Ancestral sequence is text-converted in the upload at my resource hub... though the linebreak-free segment is at the bottom of the document and harder to find / understand https://unglossed.substack.com/p/unglossed-resource-hub

Initiation is more a question of physical RNA structure and whether this promotes ribosomal entry and synthesis at a particular "atg" (aug). For the virus, this in turn is a question of a given atg's proximity and relationship with the nearest upstream body regulatory sequence, which is like a notch in the sequence between every coding protein that allows fixing on a copy of Orf1's template leader sequence, which is the ribosomal entry promoter. So generally only atg's that are 5'-proximate in a given coding protein are eligible for consideration as alternate initiation sites. These can result in functional internal ORFs if the leader sequence gets fixed to the atg in question, or if cellular ribosomes tend to slip past the canonical atg and land on the atg in question more than rarely. A third way to get unexpected proteins is fusion via deletion, so say a subgenomic spike RNA molecule is being printed out but it suddenly skips some monomers, maybe that's going to make an unexpected hybrid protein of some type.

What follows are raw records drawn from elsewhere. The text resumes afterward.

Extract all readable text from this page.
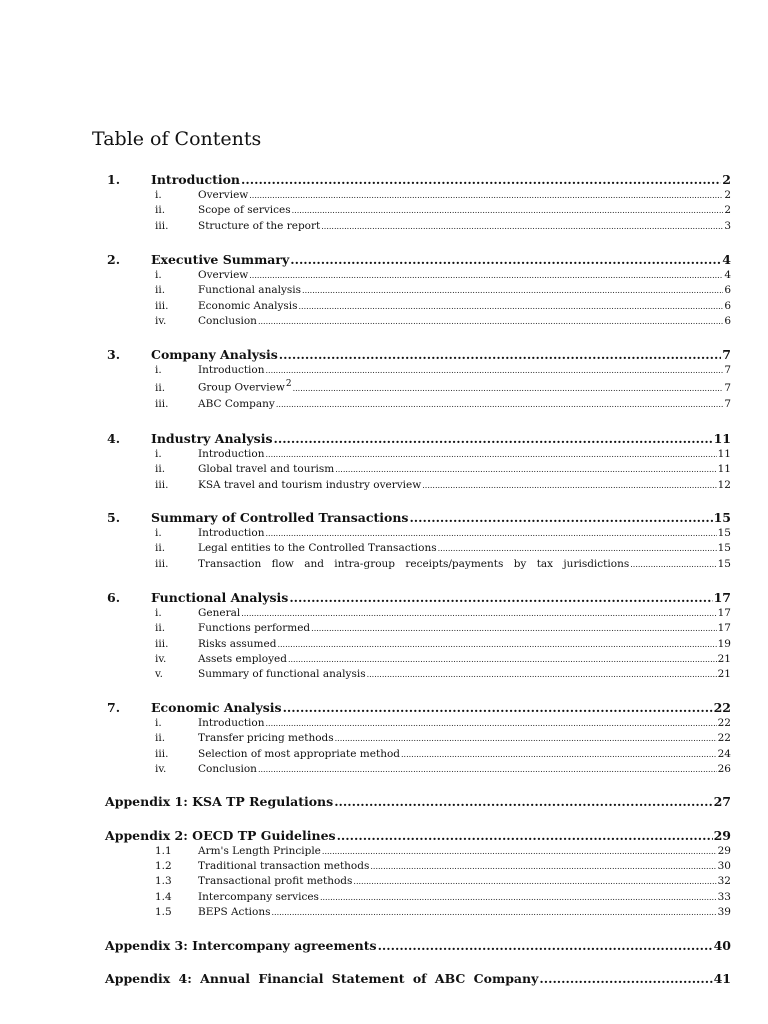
Table of Contents
1.	Introduction .....	2
i.	Overview .....	2
ii.	Scope of services .....	2
iii.	Structure of the report .....	3
2.	Executive Summary .....	4
i.	Overview .....	4
ii.	Functional analysis .....	6
iii.	Economic Analysis .....	6
iv.	Conclusion .....	6
3.	Company Analysis .....	7
i.	Introduction .....	7
ii.	Group Overview2 .....	7
iii.	ABC Company .....	7
4.	Industry Analysis .....	11
i.	Introduction .....	11
ii.	Global travel and tourism .....	11
iii.	KSA travel and tourism industry overview .....	12
5.	Summary of Controlled Transactions .....	15
i.	Introduction .....	15
ii.	Legal entities to the Controlled Transactions .....	15
iii.	Transaction flow and intra-group receipts/payments by tax jurisdictions .....	15
6.	Functional Analysis .....	17
i.	General .....	17
ii.	Functions performed .....	17
iii.	Risks assumed .....	19
iv.	Assets employed .....	21
v.	Summary of functional analysis .....	21
7.	Economic Analysis .....	22
i.	Introduction .....	22
ii.	Transfer pricing methods .....	22
iii.	Selection of most appropriate method .....	24
iv.	Conclusion .....	26
Appendix 1: KSA TP Regulations .....	27
Appendix 2: OECD TP Guidelines .....	29
1.1	Arm's Length Principle .....	29
1.2	Traditional transaction methods .....	30
1.3	Transactional profit methods .....	32
1.4	Intercompany services .....	33
1.5	BEPS Actions .....	39
Appendix 3: Intercompany agreements .....	40
Appendix 4: Annual Financial Statement of ABC Company .....	41
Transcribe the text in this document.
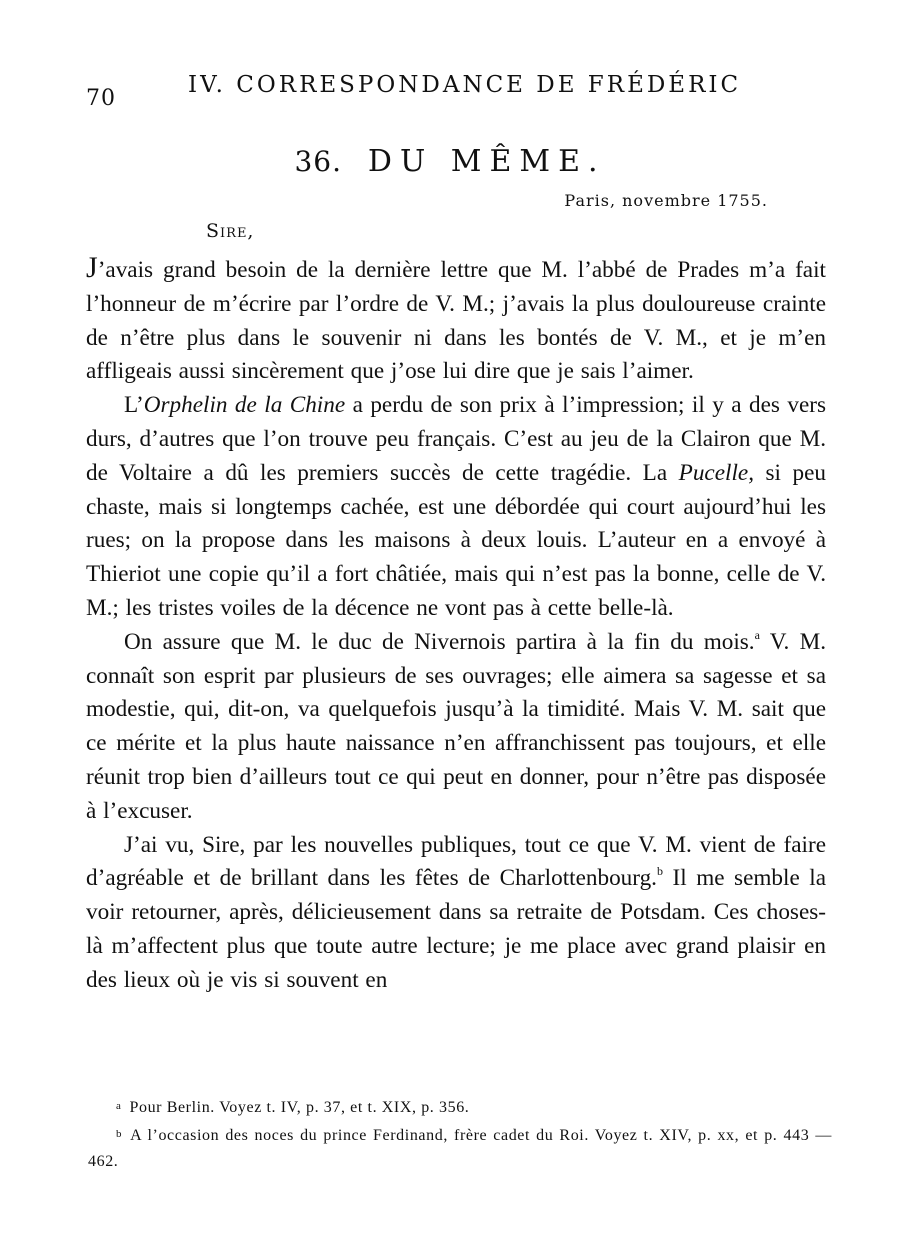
70
IV. CORRESPONDANCE DE FRÉDÉRIC
36. DU MÊME.
Paris, novembre 1755.
Sire,

J’avais grand besoin de la dernière lettre que M. l’abbé de Prades m’a fait l’honneur de m’écrire par l’ordre de V. M.; j’avais la plus douloureuse crainte de n’être plus dans le souvenir ni dans les bontés de V. M., et je m’en affligeais aussi sincèrement que j’ose lui dire que je sais l’aimer.

L’Orphelin de la Chine a perdu de son prix à l’impression; il y a des vers durs, d’autres que l’on trouve peu français. C’est au jeu de la Clairon que M. de Voltaire a dû les premiers succès de cette tragédie. La Pucelle, si peu chaste, mais si longtemps cachée, est une débordée qui court aujourd’hui les rues; on la propose dans les maisons à deux louis. L’auteur en a envoyé à Thieriot une copie qu’il a fort châtiée, mais qui n’est pas la bonne, celle de V. M.; les tristes voiles de la décence ne vont pas à cette belle-là.

On assure que M. le duc de Nivernois partira à la fin du mois.$^a$ V. M. connaît son esprit par plusieurs de ses ouvrages; elle aimera sa sagesse et sa modestie, qui, dit-on, va quelquefois jusqu’à la timidité. Mais V. M. sait que ce mérite et la plus haute naissance n’en affranchissent pas toujours, et elle réunit trop bien d’ailleurs tout ce qui peut en donner, pour n’être pas disposée à l’excuser.

J’ai vu, Sire, par les nouvelles publiques, tout ce que V. M. vient de faire d’agréable et de brillant dans les fêtes de Charlottenbourg.$^b$ Il me semble la voir retourner, après, délicieusement dans sa retraite de Potsdam. Ces choses-là m’affectent plus que toute autre lecture; je me place avec grand plaisir en des lieux où je vis si souvent en

a Pour Berlin. Voyez t. IV, p. 37, et t. XIX, p. 356.

b A l’occasion des noces du prince Ferdinand, frère cadet du Roi. Voyez t. XIV, p. xx, et p. 443 — 462.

For N protein, for example, with my w's for c's substitution, the ancestral sequence looks like:

taaawgaawaaawtaaaatgtwtgataatggawww

where taa is the STOP for Orf8, awgaaw is the TRS-B that promotes attaching a copy of the TRS-L, first atg starts N protein, second atg starts Orf9b protein - the second atg is only +10 monomers of the first.

For spike it's different, the first downstream atg is not until +180 monomers, but it's +204 atg that is suspected as an iORF, see S iORF1 on Fig 4 https://www.nature.com/articles/s41586-020-2739-1. This coincidentally is over one of the commonly used primers and featured in the Single Gene Target Failure that marks Alpha, BA.1, and some of the BA.2/4/5 mutants in PCR. So maybe the virus keeps trying to kick out this iORF because it parasitizes spike expression.